Als sein Telefon läutete, wandte sich der Chefinspektor mit verträumtem Blick um und griff nach dem Hörer. Er wollte den Anrufer – wer immer es auch war – überraschen. Deshalb meldete er sich nicht mit seinem neuen Dienstgrad, sondern mit:

„Ja, bitte?“

 

Am anderen Ende der Leitung befand sich Hubert Pogatschnig. Er hatte inzwischen einen Termin abgearbeitet und saß nun wieder im Auto, um aus der Stadt hinaus zu stauen. Er sah sein Telefon unsicher an. Wer immer da abgehoben hatte, war fröhlich gelaunt und konnte somit nicht Ogris sein.

„Guten Tag“, begann er daher zögernd. „Mein Name ist Pogatschnig. Könnte ich bitte mit Herrn Gruppeninspektor Ogris sprechen?“

 

Chefinspektor Ogris spürte, wie sich seine Mundwinkel nach oben zogen.

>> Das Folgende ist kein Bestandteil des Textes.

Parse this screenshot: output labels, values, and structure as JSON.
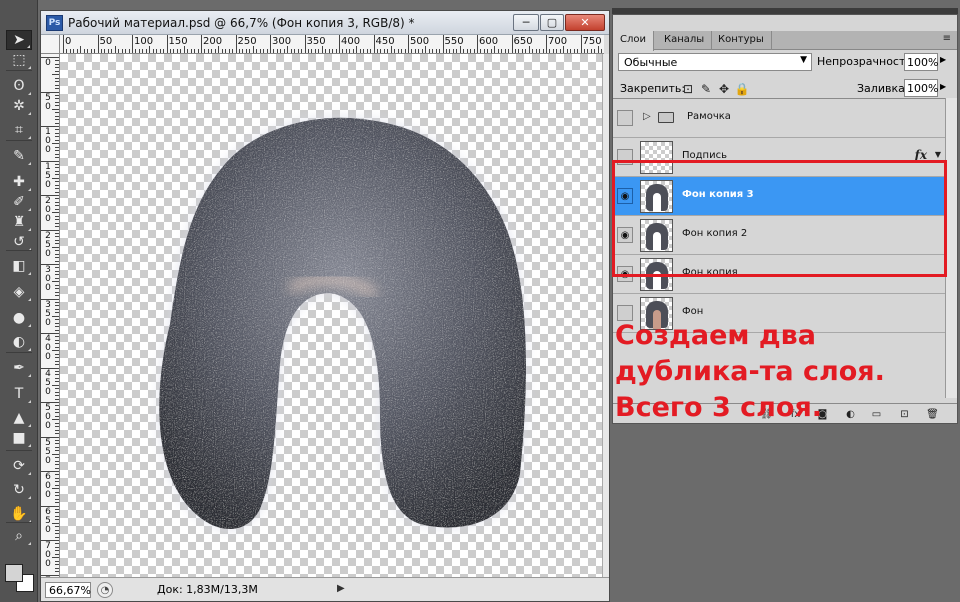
{
  "document": {
    "title": "Рабочий материал.psd @ 66,7% (Фон копия 3, RGB/8) *",
    "app_badge": "Ps",
    "window_buttons": {
      "minimize": "─",
      "restore": "▢",
      "close": "✕"
    },
    "ruler_top_labels": [
      "0",
      "50",
      "100",
      "150",
      "200",
      "250",
      "300",
      "350",
      "400",
      "450",
      "500",
      "550",
      "600",
      "650",
      "700",
      "750"
    ],
    "ruler_left_labels": [
      "0",
      "50",
      "100",
      "150",
      "200",
      "250",
      "300",
      "350",
      "400",
      "450",
      "500",
      "550",
      "600",
      "650",
      "700",
      "750"
    ],
    "status": {
      "zoom": "66,67%",
      "doc_size": "Док: 1,83M/13,3M",
      "arrow": "▶"
    }
  },
  "toolbar": {
    "tools": [
      {
        "name": "move-tool",
        "glyph": "➤"
      },
      {
        "name": "marquee-tool",
        "glyph": "⬚"
      },
      {
        "name": "lasso-tool",
        "glyph": "ʘ"
      },
      {
        "name": "magic-wand-tool",
        "glyph": "✲"
      },
      {
        "name": "crop-tool",
        "glyph": "⌗"
      },
      {
        "name": "eyedropper-tool",
        "glyph": "✎"
      },
      {
        "name": "healing-brush-tool",
        "glyph": "✚"
      },
      {
        "name": "brush-tool",
        "glyph": "✐"
      },
      {
        "name": "clone-stamp-tool",
        "glyph": "♜"
      },
      {
        "name": "history-brush-tool",
        "glyph": "↺"
      },
      {
        "name": "eraser-tool",
        "glyph": "◧"
      },
      {
        "name": "paint-bucket-tool",
        "glyph": "◈"
      },
      {
        "name": "blur-tool",
        "glyph": "●"
      },
      {
        "name": "dodge-tool",
        "glyph": "◐"
      },
      {
        "name": "pen-tool",
        "glyph": "✒"
      },
      {
        "name": "type-tool",
        "glyph": "T"
      },
      {
        "name": "path-selection-tool",
        "glyph": "▲"
      },
      {
        "name": "shape-tool",
        "glyph": "■"
      },
      {
        "name": "3d-rotate-tool",
        "glyph": "⟳"
      },
      {
        "name": "3d-orbit-tool",
        "glyph": "↻"
      },
      {
        "name": "hand-tool",
        "glyph": "✋"
      },
      {
        "name": "zoom-tool",
        "glyph": "⌕"
      }
    ],
    "colors": {
      "foreground": "#d4d4d4",
      "background": "#ffffff"
    }
  },
  "layers_panel": {
    "tabs": [
      "Слои",
      "Каналы",
      "Контуры"
    ],
    "menu_icon": "≡",
    "blend_mode": "Обычные",
    "opacity_label": "Непрозрачность:",
    "opacity_value": "100%",
    "lock_label": "Закрепить:",
    "fill_label": "Заливка:",
    "fill_value": "100%",
    "layers": [
      {
        "name": "Рамочка",
        "type": "group",
        "visible": false,
        "selected": false
      },
      {
        "name": "Подпись",
        "type": "layer",
        "visible": false,
        "selected": false,
        "fx": "fx"
      },
      {
        "name": "Фон копия 3",
        "type": "layer",
        "visible": true,
        "selected": true
      },
      {
        "name": "Фон копия 2",
        "type": "layer",
        "visible": true,
        "selected": false
      },
      {
        "name": "Фон копия",
        "type": "layer",
        "visible": true,
        "selected": false
      },
      {
        "name": "Фон",
        "type": "layer",
        "visible": false,
        "selected": false
      }
    ],
    "bottom_icons": [
      "link-layers-icon",
      "fx-icon",
      "layer-mask-icon",
      "adjustment-layer-icon",
      "new-group-icon",
      "new-layer-icon",
      "delete-layer-icon"
    ],
    "bottom_glyphs": [
      "⛓",
      "fx",
      "◙",
      "◐",
      "▭",
      "⊡",
      "🗑"
    ]
  },
  "annotation": {
    "text": "Создаем два дублика-та слоя. Всего 3 слоя.",
    "color": "#e31b23"
  }
}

Da hatte ja genau das richtige Opfer angerufen!

„Tut mir Leid“, erwiderte er und musste ein spitzbübisches Kichern unterdrücken. „Hier gibt es keinen Gruppeninspektor. Hier gibt es nur Chefinspektoren und Bezirksinspektoren.“ Noch ehe Ogris seinen Ulk weiter ausbauen konnte, wurde er von Pogatschnigs dreckigem Lachen unterbrochen.

 

„Nein“, erklärte Hubert Pogatschnig, der gerade wieder an einer roten Ampel anhielt, „zum Chefinspektor hat es mein Ogris noch nicht gebracht. Liegt wahrscheinlich daran, dass er auf Amateure wie mich angewiesen ist, um einen Fall zu lösen.“

Pogatschnig spürte seine Brust vor Stolz anschwellen. Wer immer der Polyp da am anderen Ende der Leitung war, er musste neu sein und damit noch beeindruckbar.

 

Laune und Mundwinkel des Chefinspektors stürzten ins Bodenlose. Doch während sich sein Blick verdüsterte, quasselte Pogatschnig hemmungslos weiter:

„Wissen Sie, mein Partner Ludwig Melischnig und ich, wir werden allgemein als die ‚Zwei für die Gerechtigkeit’ bezeichnet. Wir sind so etwas wie die inoffiziellen Berater der Kriminalpolizei in Klagenfurt. Wann immer ein Mord in dieser schönen Stadt geschieht – wir sind vor Ort und klären ihn. Ist ein Hobby von uns. Im wahren Leben ist Melischnig Bierführer-Assistent und ich bin Vertreter eines Gastronomie-Großhändlers, das ist natürlich eine doppelte…“

„Ich weiß, ich hab’ schon von Ihnen gehört“, unterbrach ihn Ogris. Das vertraut Dunkle in seiner Stimme ließ Pogatschnig stutzend innehalten. Ogris fuhr fort: „Mir wurden Sie allerdings als ‚Deppen-Duo’ beschrieben und zwar von Herrn Leopold Ogris. Von Herrn Chefinspektor Leopold Ogris, wohlgemerkt!“

 

Anstelle weiterer Worte fiel Hubert Pogatschnig die Kinnlade aus dem Gesicht.